Kurt ile kuzu sessizce akan bir dereden su içiyormuş. Aralarında yüz metre kadar bir mesafe varmış. Kurt kuzuya seslenmiş, “Suyumu bulandırıyorsun seni yiyeceğim”. Kuzu cevap vermiş, “Ama sen suyun yukarısındasın, ben senin suyunu nasıl bulandırabilirim?​”. “Olsun” demiş kurt, “ister yukarıda ol, ister aşağıda ben seni yemeye karar verdim.”

İstiklal Caddesi’nde bir bomba patladı. Bir süre sonra bombacının fotoğrafları sosyal medyada dolaşmaya başladı. Ve birkaç saat sonra bombacı yakalandı. İçişleri Bakanı sıcağı sıcağına “Mesajı aldık” dedi ve cevabını gerektiği gibi vereceğiz dedi. Cevap önceki gün verildi.

Mesajı alma ve cevap verme arasındaki yazılanın, çizilenin hiç önemi yok. Kurt kararını vermiş.

İktidar ve yandaş basın PKK/YPG yaptı dedi. Onlar biz yapmadık dediler. Herkes bombalama eylemini kınadı. Kimse sahip çıkmadı.

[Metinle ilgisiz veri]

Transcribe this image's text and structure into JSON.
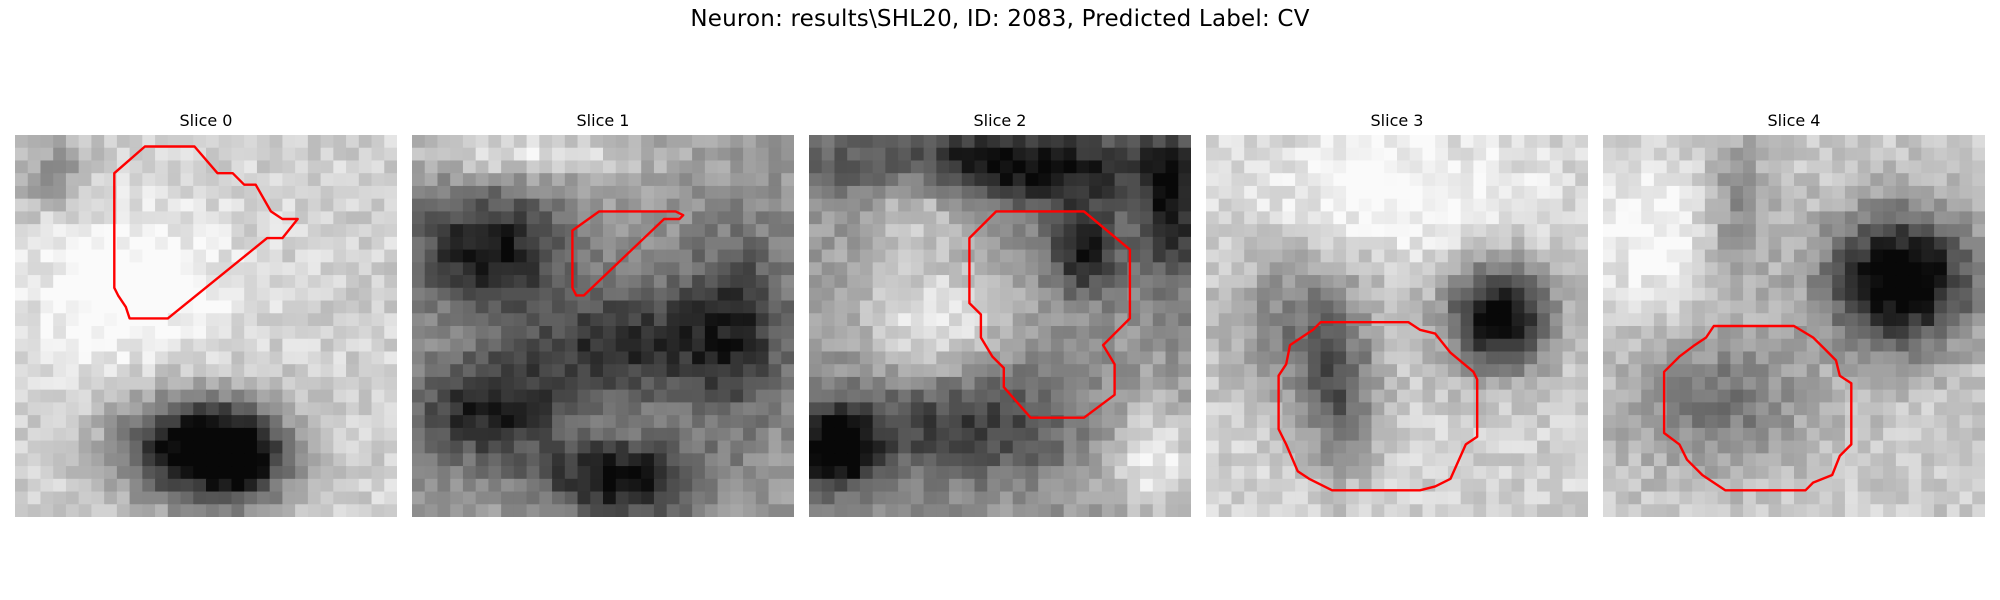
{
  "figure": {
    "title": "Neuron: results\\SHL20, ID: 2083, Predicted Label: CV"
  },
  "panels": [
    {
      "title": "Slice 0",
      "seed": 11,
      "dark_blobs": [
        [
          0.47,
          0.82,
          0.2,
          0.14,
          0.85
        ],
        [
          0.6,
          0.85,
          0.12,
          0.12,
          0.5
        ],
        [
          0.1,
          0.1,
          0.1,
          0.1,
          0.25
        ]
      ],
      "bright_blobs": [
        [
          0.3,
          0.4,
          0.25,
          0.2,
          0.25
        ]
      ],
      "base": 0.82
    },
    {
      "title": "Slice 1",
      "seed": 23,
      "dark_blobs": [
        [
          0.2,
          0.3,
          0.2,
          0.15,
          0.55
        ],
        [
          0.55,
          0.55,
          0.25,
          0.15,
          0.45
        ],
        [
          0.2,
          0.72,
          0.2,
          0.14,
          0.5
        ],
        [
          0.55,
          0.9,
          0.2,
          0.1,
          0.6
        ],
        [
          0.85,
          0.5,
          0.15,
          0.25,
          0.4
        ]
      ],
      "bright_blobs": [
        [
          0.3,
          0.05,
          0.3,
          0.06,
          0.3
        ]
      ],
      "base": 0.62
    },
    {
      "title": "Slice 2",
      "seed": 37,
      "dark_blobs": [
        [
          0.5,
          0.08,
          0.45,
          0.1,
          0.6
        ],
        [
          0.07,
          0.82,
          0.1,
          0.1,
          0.75
        ],
        [
          0.72,
          0.3,
          0.1,
          0.12,
          0.5
        ],
        [
          0.4,
          0.75,
          0.3,
          0.15,
          0.4
        ],
        [
          0.95,
          0.2,
          0.08,
          0.2,
          0.5
        ]
      ],
      "bright_blobs": [
        [
          0.33,
          0.5,
          0.18,
          0.17,
          0.35
        ],
        [
          0.9,
          0.85,
          0.12,
          0.15,
          0.35
        ],
        [
          0.28,
          0.15,
          0.14,
          0.12,
          0.3
        ]
      ],
      "base": 0.6
    },
    {
      "title": "Slice 3",
      "seed": 41,
      "dark_blobs": [
        [
          0.77,
          0.48,
          0.14,
          0.14,
          0.85
        ],
        [
          0.25,
          0.5,
          0.18,
          0.2,
          0.35
        ],
        [
          0.35,
          0.7,
          0.1,
          0.18,
          0.4
        ]
      ],
      "bright_blobs": [
        [
          0.5,
          0.15,
          0.35,
          0.15,
          0.2
        ]
      ],
      "base": 0.82
    },
    {
      "title": "Slice 4",
      "seed": 53,
      "dark_blobs": [
        [
          0.78,
          0.38,
          0.2,
          0.18,
          0.9
        ],
        [
          0.3,
          0.7,
          0.25,
          0.18,
          0.35
        ],
        [
          0.35,
          0.2,
          0.1,
          0.2,
          0.3
        ]
      ],
      "bright_blobs": [
        [
          0.15,
          0.25,
          0.2,
          0.2,
          0.2
        ]
      ],
      "base": 0.8
    }
  ],
  "contours": [
    [
      [
        0.26,
        0.1
      ],
      [
        0.34,
        0.03
      ],
      [
        0.47,
        0.03
      ],
      [
        0.53,
        0.1
      ],
      [
        0.57,
        0.1
      ],
      [
        0.6,
        0.13
      ],
      [
        0.63,
        0.13
      ],
      [
        0.67,
        0.2
      ],
      [
        0.7,
        0.22
      ],
      [
        0.74,
        0.22
      ],
      [
        0.7,
        0.27
      ],
      [
        0.66,
        0.27
      ],
      [
        0.4,
        0.48
      ],
      [
        0.3,
        0.48
      ],
      [
        0.29,
        0.45
      ],
      [
        0.27,
        0.42
      ],
      [
        0.26,
        0.4
      ]
    ],
    [
      [
        0.42,
        0.25
      ],
      [
        0.49,
        0.2
      ],
      [
        0.69,
        0.2
      ],
      [
        0.71,
        0.21
      ],
      [
        0.7,
        0.22
      ],
      [
        0.66,
        0.22
      ],
      [
        0.45,
        0.42
      ],
      [
        0.43,
        0.42
      ],
      [
        0.42,
        0.4
      ]
    ],
    [
      [
        0.42,
        0.27
      ],
      [
        0.49,
        0.2
      ],
      [
        0.72,
        0.2
      ],
      [
        0.84,
        0.3
      ],
      [
        0.84,
        0.48
      ],
      [
        0.77,
        0.55
      ],
      [
        0.8,
        0.6
      ],
      [
        0.8,
        0.68
      ],
      [
        0.72,
        0.74
      ],
      [
        0.58,
        0.74
      ],
      [
        0.51,
        0.66
      ],
      [
        0.51,
        0.61
      ],
      [
        0.48,
        0.58
      ],
      [
        0.45,
        0.53
      ],
      [
        0.45,
        0.47
      ],
      [
        0.42,
        0.44
      ]
    ],
    [
      [
        0.22,
        0.55
      ],
      [
        0.28,
        0.51
      ],
      [
        0.3,
        0.49
      ],
      [
        0.53,
        0.49
      ],
      [
        0.56,
        0.51
      ],
      [
        0.6,
        0.52
      ],
      [
        0.64,
        0.57
      ],
      [
        0.7,
        0.62
      ],
      [
        0.71,
        0.64
      ],
      [
        0.71,
        0.79
      ],
      [
        0.68,
        0.81
      ],
      [
        0.64,
        0.9
      ],
      [
        0.6,
        0.92
      ],
      [
        0.56,
        0.93
      ],
      [
        0.33,
        0.93
      ],
      [
        0.27,
        0.9
      ],
      [
        0.24,
        0.88
      ],
      [
        0.21,
        0.81
      ],
      [
        0.19,
        0.77
      ],
      [
        0.19,
        0.63
      ],
      [
        0.21,
        0.6
      ]
    ],
    [
      [
        0.2,
        0.58
      ],
      [
        0.24,
        0.55
      ],
      [
        0.27,
        0.53
      ],
      [
        0.29,
        0.5
      ],
      [
        0.5,
        0.5
      ],
      [
        0.55,
        0.53
      ],
      [
        0.58,
        0.56
      ],
      [
        0.61,
        0.59
      ],
      [
        0.62,
        0.63
      ],
      [
        0.65,
        0.65
      ],
      [
        0.65,
        0.81
      ],
      [
        0.62,
        0.84
      ],
      [
        0.6,
        0.89
      ],
      [
        0.55,
        0.91
      ],
      [
        0.53,
        0.93
      ],
      [
        0.32,
        0.93
      ],
      [
        0.26,
        0.89
      ],
      [
        0.22,
        0.85
      ],
      [
        0.2,
        0.81
      ],
      [
        0.16,
        0.78
      ],
      [
        0.16,
        0.62
      ],
      [
        0.18,
        0.6
      ]
    ]
  ],
  "contour_color": "#ff0000"
}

Gazetelerde ve televizyonlarda bombacı ve yakınları hakkında çok sayıda haber çıkıyor. Ailesinden ÖSO mensubu olarak Suriye ile savaşta ölenler olmuş deniyor. Suriye sınırına yakın bir ilçenin MHP ilçe başkanının adına kayıtlı olan telefonla bombacı iki kere görüşmüş. MHP ilçe başkanı ifade verdi işten kendini sıyırdı. Benim kimlik fotokopim ile alınmış bir hat dedi. Bu kadar yeterli mi? Bu hatla sadece iki kere mi konuşulmuş? Üç sene boyunca hiç konuşulmamış mı? Bu hattın HTS kayıtlarında ne var? Bilmiyoruz.

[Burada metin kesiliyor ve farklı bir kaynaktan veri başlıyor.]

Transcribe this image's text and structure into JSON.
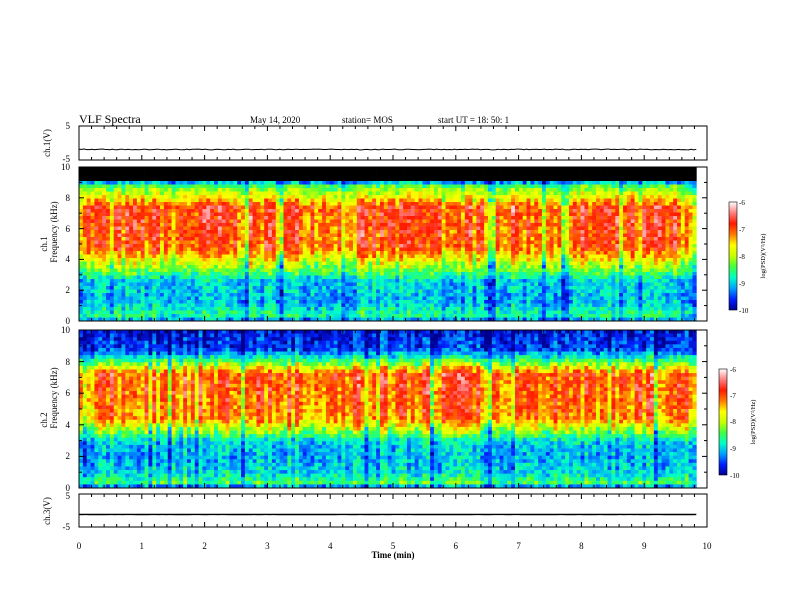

Bazı gazeteciler bombacının yayınlanan en net fotoğrafı güvenlik kamerasından çekilmiş olamaz diyor. Çünkü önden ve kendisinden 20-25 santim uzun biri tarafından çekilmiş gibi diye şüphelerini paylaşıyor. Oda TV’de bir gazeteci bu kuşkuyu yanıtlıyor. Bomba patlayınca Tünel tarafında bulunan bir sivil polis içlerinde bombacı da olabilir diye Tünel’e doğru koşarak kaçanları videoya almış diyor. Bu fotoğraf o videodan diye açıklıyor. İyi güzel bir açıklama da, bombacı Tünel’e doğru kaçmamış ki, Taksim Meydanı’na doğru kaçmış!

Bazı gazeteciler bombacının savcılık ifadelerini yayımlıyor. Bomba olduğunu bilmiyordum, uyuşturucu sandım paketi dediğini iddia ediyorlar. Son olarak biri de bombacının patlamadan kısa süre önce 112’yi aradığını ama Türkçe bilmediği için durumu ihbar edemediğini yazıyor. İyi de bunun için Türkçe bilmeye gerek yok ki! Taksim, İstiklal Caddesi bomba veya “bomb” dese yeterli değil mi? Ya da vazgeçme durumu varsa etraftaki insanları uzaklaştırmaya çalışsa, paketi insanların az olduğu bir yere atsa olmaz mı? Olur.

Ama bütün bunların hiç önemi yok. Suyu bulandıran biliniyor. Mesaj alınmış ve cevap verilecek. Ve nitekim verildi.

Hepimiz milli ve şoven duygularla iktidarı destekleyeceğiz. Yoksulluk, açlık, yolsuzluk, mafya, uyuşturucuyu unutacağız. Ülkemizin en merkezinde bomba patlatanlara karşı milli tepkimizi hemen anında koyduk ya gerisi teferruat.

İŞİD Ankara’da 103 vatandaşımızı bomba ile katlettiğinde milli tepkimizi koymamıştık ama olsun.  Bu sefer koyduk ya yeter.

Bu seçimlerde de bir kere daha bunlara oy verelim. Ne de olsa yerli ve milliler. Mesajlara hemen cevap veriyorlar. Ötekilere baksan dut yemiş bülbül gibiler. Tık yok. Sadece iktidarı desteklemek için kafa sallamakla yetiniyorlar.